Acceptance testing verifies that software meets its business requirements and is ready to be accepted by users or stakeholders.

Where unit and integration tests ask "does the code work," acceptance testing asks "did we build the right thing." It checks the system against the requirements a customer or product owner actually cares about, usually from the outside, in terms of user-visible behavior. Passing acceptance tests is the signal that a feature is done.

The question it answers

Acceptance testing validates against requirements, not implementation. It confirms that the agreed-upon behavior is present and correct from the user perspective. A feature can pass every unit test and still fail acceptance if it solves the wrong problem.

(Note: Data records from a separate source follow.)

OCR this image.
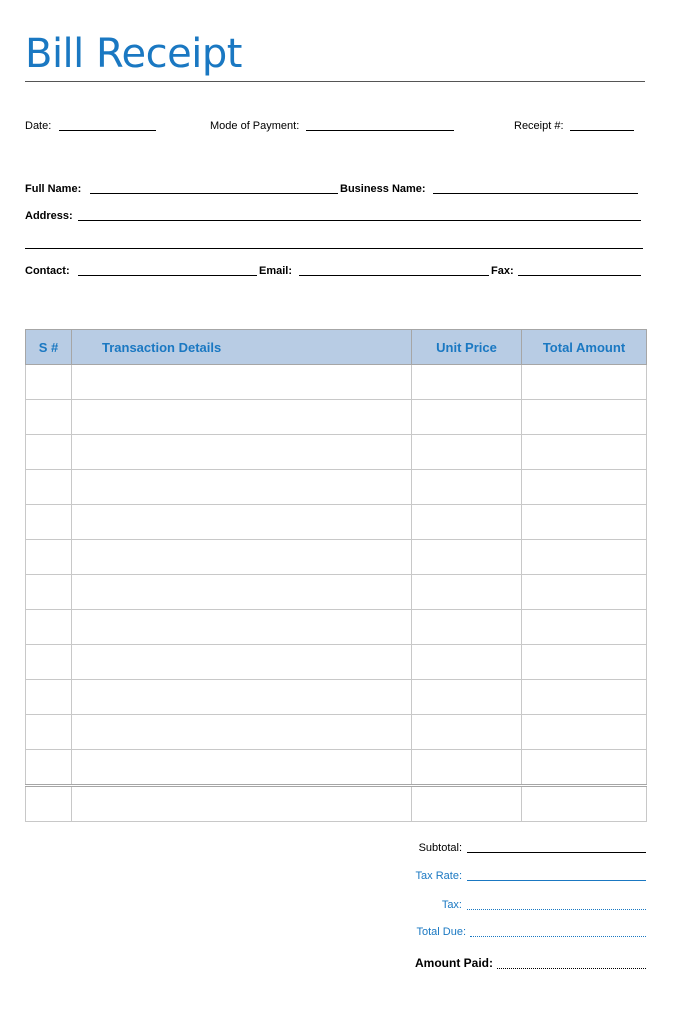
Bill Receipt
Date:	Mode of Payment:	Receipt #:
Full Name:	Business Name:
Address:
Contact:	Email:	Fax:
S #	Transaction Details	Unit Price	Total Amount

Subtotal:
Tax Rate:
Tax:
Total Due:
Amount Paid:
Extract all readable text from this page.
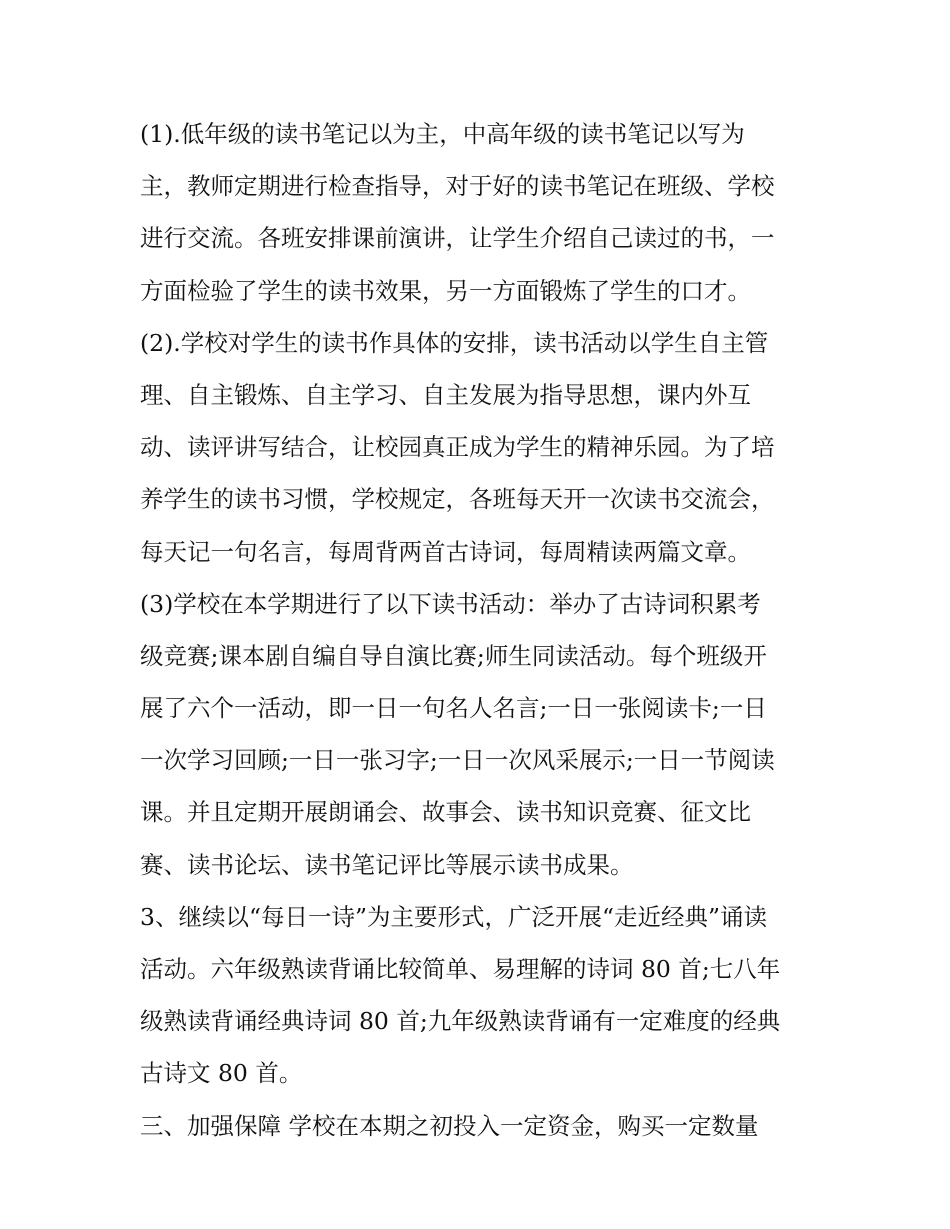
(1).低年级的读书笔记以为主，中高年级的读书笔记以写为
主，教师定期进行检查指导，对于好的读书笔记在班级、学校
进行交流。各班安排课前演讲，让学生介绍自己读过的书，一
方面检验了学生的读书效果，另一方面锻炼了学生的口才。
(2).学校对学生的读书作具体的安排，读书活动以学生自主管
理、自主锻炼、自主学习、自主发展为指导思想，课内外互
动、读评讲写结合，让校园真正成为学生的精神乐园。为了培
养学生的读书习惯，学校规定，各班每天开一次读书交流会，
每天记一句名言，每周背两首古诗词，每周精读两篇文章。
(3)学校在本学期进行了以下读书活动：举办了古诗词积累考
级竞赛;课本剧自编自导自演比赛;师生同读活动。每个班级开
展了六个一活动，即一日一句名人名言;一日一张阅读卡;一日
一次学习回顾;一日一张习字;一日一次风采展示;一日一节阅读
课。并且定期开展朗诵会、故事会、读书知识竞赛、征文比
赛、读书论坛、读书笔记评比等展示读书成果。
3、继续以“每日一诗”为主要形式，广泛开展“走近经典”诵读
活动。六年级熟读背诵比较简单、易理解的诗词 80 首;七八年
级熟读背诵经典诗词 80 首;九年级熟读背诵有一定难度的经典
古诗文 80 首。
三、加强保障 学校在本期之初投入一定资金，购买一定数量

User versus automated acceptance

Acceptance testing comes in two flavors. User acceptance testing (UAT) is performed by real users or stakeholders, often manually. Automated acceptance tests encode the same requirements as runnable scenarios, frequently written in a BDD Given-When-Then style so they double as living documentation.

A quick example

An automated acceptance test describes a requirement in user terms, then drives the system to confirm it is met.

An acceptance scenario
Scenario: New user sees onboarding
  Given a brand-new account
  When the user signs in for the first time
  Then the onboarding wizard is shown

Where it sits

  • After unit and integration tests pass.
  • At the boundary between engineering and the business.
  • Often expressed as BDD scenarios for shared understanding.
  • As the gate that declares a feature truly done.

Acceptance testing in CI

Automated acceptance tests run in the pipeline like other end-to-end tests, exercising the whole system, so they are slower and occasionally flaky. Running them in parallel on fast, isolated runners and retrying transient failures keeps them dependable enough to gate a release.

Key takeaways

  • Acceptance testing checks the software meets business requirements.
  • It validates the right thing was built, from the user perspective.
  • Automated acceptance tests run in CI, often as BDD scenarios.